I was just playing around with recursive functions in C++ and Fortran and I realised that a simple recursive function in Fortran is almost twice as fast as its equivalent C++ function. Now, before getting into this, I know there are similar questions here, specifically:
- Why does adding assembly comments cause such radical change in generated code?
- Working of asm volatile (“” : : : “memory”)
- Equivalent to asm volatile in gfortran
However, I am a bit more specific and puzzled as the Fortran compiler seems to be doing what you can achieve with asm volatile in gcc. To give you some context let's consider the following recursive Fibonacci number implementation:
Fortran Code:
module test
implicit none
private
public fib
contains
! Fibonacci function
integer recursive function fib(n) result(r)
    integer, intent(in) :: n
    if (n < 2) then
        r = n
    else
        r = fib(n-1) + fib(n-2)
    end if
end function  ! end of Fibonacci function
end module
program fibonacci
use test, only: fib
implicit none
integer :: r,i 
integer :: n = 1e09
real(8) :: start, finish, cum_time
cum_time=0
do i= 1,n 
    call cpu_time(start)
    r = fib(20)
    call cpu_time(finish) 
    cum_time = cum_time + (finish - start)
    if (cum_time >0.5) exit
enddo  
print*,i,'runs, average elapsed time is', cum_time/i/1e-06, 'us' 
end program
Compiled with:
gfortran -O3 -march=native
C++ Code:
#include <iostream>
#include <chrono>
using namespace std;
// Fib function
int fib(const int n)
{
    int r;
    if (n < 2)
        r = n;
    else
        r = fib(n-1) + fib(n-2);
    return r;
} // end of fib
template<typename T, typename ... Args>
double timeit(T (*func)(Args...), Args...args)
{
    double counter = 1.0;
    double mean_time = 0.0;
    for (auto iter=0; iter<1e09; ++iter){
        std::chrono::time_point<std::chrono::system_clock> start, end;
        start = std::chrono::system_clock::now();
        func(args...);
        end = std::chrono::system_clock::now();
        std::chrono::duration<double> elapsed_seconds = end-start;
        mean_time += elapsed_seconds.count();
        counter++;
        if (mean_time > 0.5){
            mean_time /= counter;
            std::cout << static_cast<long int>(counter)

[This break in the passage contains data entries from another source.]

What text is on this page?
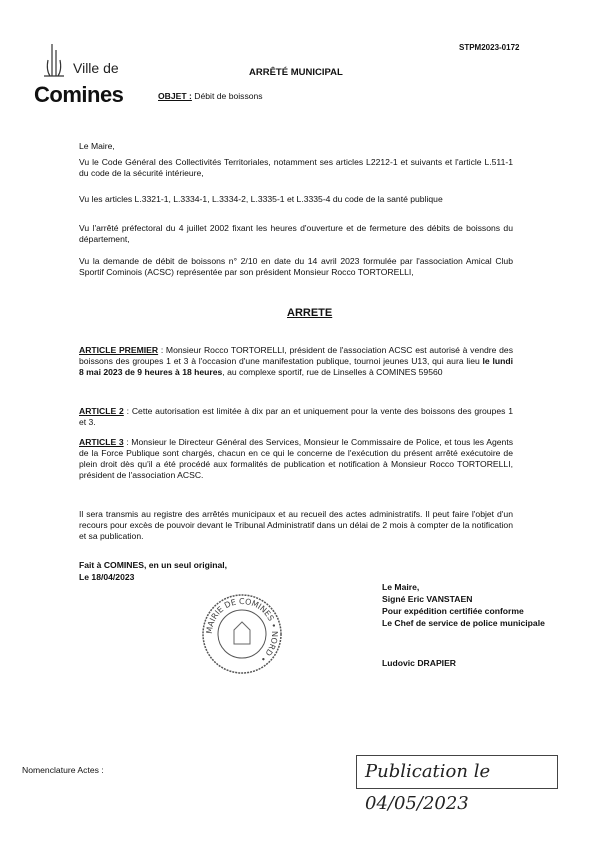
Ville de
Comines
STPM2023-0172
ARRÊTÉ MUNICIPAL
OBJET : Débit de boissons
Le Maire,
Vu le Code Général des Collectivités Territoriales, notamment ses articles L2212-1 et suivants et l'article L.511-1 du code de la sécurité intérieure,
Vu les articles L.3321-1, L.3334-1, L.3334-2, L.3335-1 et L.3335-4 du code de la santé publique
Vu l'arrêté préfectoral du 4 juillet 2002 fixant les heures d'ouverture et de fermeture des débits de boissons du département,
Vu la demande de débit de boissons n° 2/10 en date du 14 avril 2023 formulée par l'association Amical Club Sportif Cominois (ACSC) représentée par son président Monsieur Rocco TORTORELLI,
ARRETE
ARTICLE PREMIER : Monsieur Rocco TORTORELLI, président de l'association ACSC est autorisé à vendre des boissons des groupes 1 et 3 à l'occasion d'une manifestation publique, tournoi jeunes U13, qui aura lieu le lundi 8 mai 2023 de 9 heures à 18 heures, au complexe sportif, rue de Linselles à COMINES 59560
ARTICLE 2 : Cette autorisation est limitée à dix par an et uniquement pour la vente des boissons des groupes 1 et 3.
ARTICLE 3 : Monsieur le Directeur Général des Services, Monsieur le Commissaire de Police, et tous les Agents de la Force Publique sont chargés, chacun en ce qui le concerne de l'exécution du présent arrêté exécutoire de plein droit dès qu'il a été procédé aux formalités de publication et notification à Monsieur Rocco TORTORELLI, président de l'association ACSC.
Il sera transmis au registre des arrêtés municipaux et au recueil des actes administratifs. Il peut faire l'objet d'un recours pour excès de pouvoir devant le Tribunal Administratif dans un délai de 2 mois à compter de la notification et sa publication.
Fait à COMINES, en un seul original,
Le 18/04/2023
Le Maire,
Signé Eric VANSTAEN
Pour expédition certifiée conforme
Le Chef de service de police municipale
Ludovic DRAPIER
MAIRIE DE COMINES • NORD •
Nomenclature Actes :	Publication le 04/05/2023
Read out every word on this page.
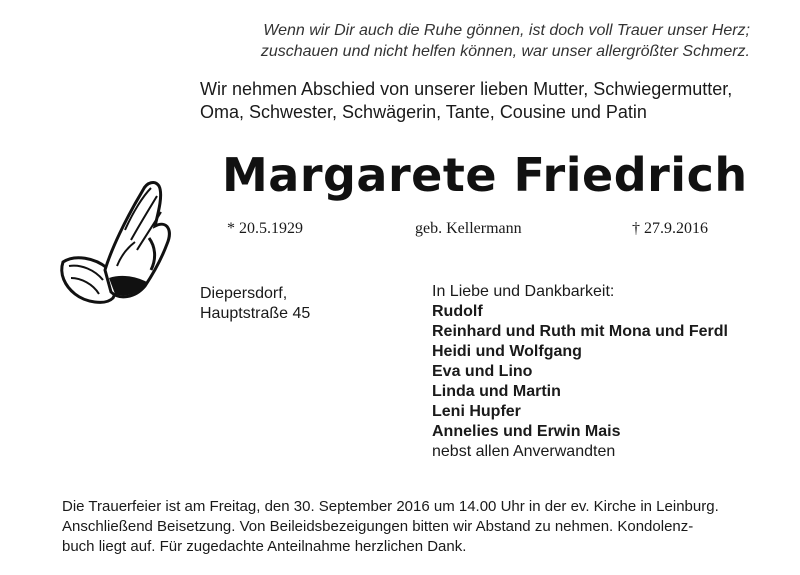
Wenn wir Dir auch die Ruhe gönnen, ist doch voll Trauer unser Herz;
zuschauen und nicht helfen können, war unser allergrößter Schmerz.
Wir nehmen Abschied von unserer lieben Mutter, Schwiegermutter,
Oma, Schwester, Schwägerin, Tante, Cousine und Patin
Margarete Friedrich
* 20.5.1929	geb. Kellermann	† 27.9.2016
Diepersdorf,
Hauptstraße 45
In Liebe und Dankbarkeit:
Rudolf
Reinhard und Ruth mit Mona und Ferdl
Heidi und Wolfgang
Eva und Lino
Linda und Martin
Leni Hupfer
Annelies und Erwin Mais
nebst allen Anverwandten
Die Trauerfeier ist am Freitag, den 30. September 2016 um 14.00 Uhr in der ev. Kirche in Leinburg.
Anschließend Beisetzung. Von Beileidsbezeigungen bitten wir Abstand zu nehmen. Kondolenz-
buch liegt auf. Für zugedachte Anteilnahme herzlichen Dank.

            << " runs, average elapsed time is "
            << mean_time/1.0e-06 << " \xC2\xB5s" << std::endl; 
            break;
        }
    }
    return mean_time;
}
int main(){
    timeit(fib,20);
    return 0;
}
Compiled with:
g++ -O3 -march=native
Timing:
Fortran: 24991 runs, average elapsed time is 20.087 us
C++    : 12355 runs, average elapsed time is 40.471 µs
So gfortran is twice as fast there compared to gcc. Looking at the assembly code, I get
Assembly (Fortran):
.L28:
    cmpl    $1, %r13d
    jle .L29
    leal    -8(%rbx), %eax
    movl    %ecx, 12(%rsp)
    movl    %eax, 48(%rsp)
    leaq    48(%rsp), %rdi
    leal    -9(%rbx), %eax
    movl    %eax, 16(%rsp)
    call    __bench_MOD_fib
    leaq    16(%rsp), %rdi
    movl    %eax, %r13d
    call    __bench_MOD_fib
    movl    12(%rsp), %ecx
    addl    %eax, %r13d
Assembly (C++):
.L28:
    movl    72(%rsp), %edx
    cmpl    $1, %edx
    movl    %edx, %eax
    jle .L33
    subl    $3, %eax
    movl    $0, 52(%rsp)
    movl    %eax, %esi
    movl    %eax, 96(%rsp)
    movl    92(%rsp), %eax
    shrl    %eax
    movl    %eax, 128(%rsp)
    addl    %eax, %eax
    subl    %eax, %esi
    movl    %edx, %eax
    subl    $1, %eax
    movl    %esi, 124(%rsp)
    movl    %eax, 76(%rsp)
Both assembly codes are made up of almost similar blocks/labels repeated over and over again. As you can see the Fortran assembly makes two calls to fib function whereas in the C++ assembly, gcc has probably unrolled  all the recursive calls which probably requires more stack push/pop and tail jumps.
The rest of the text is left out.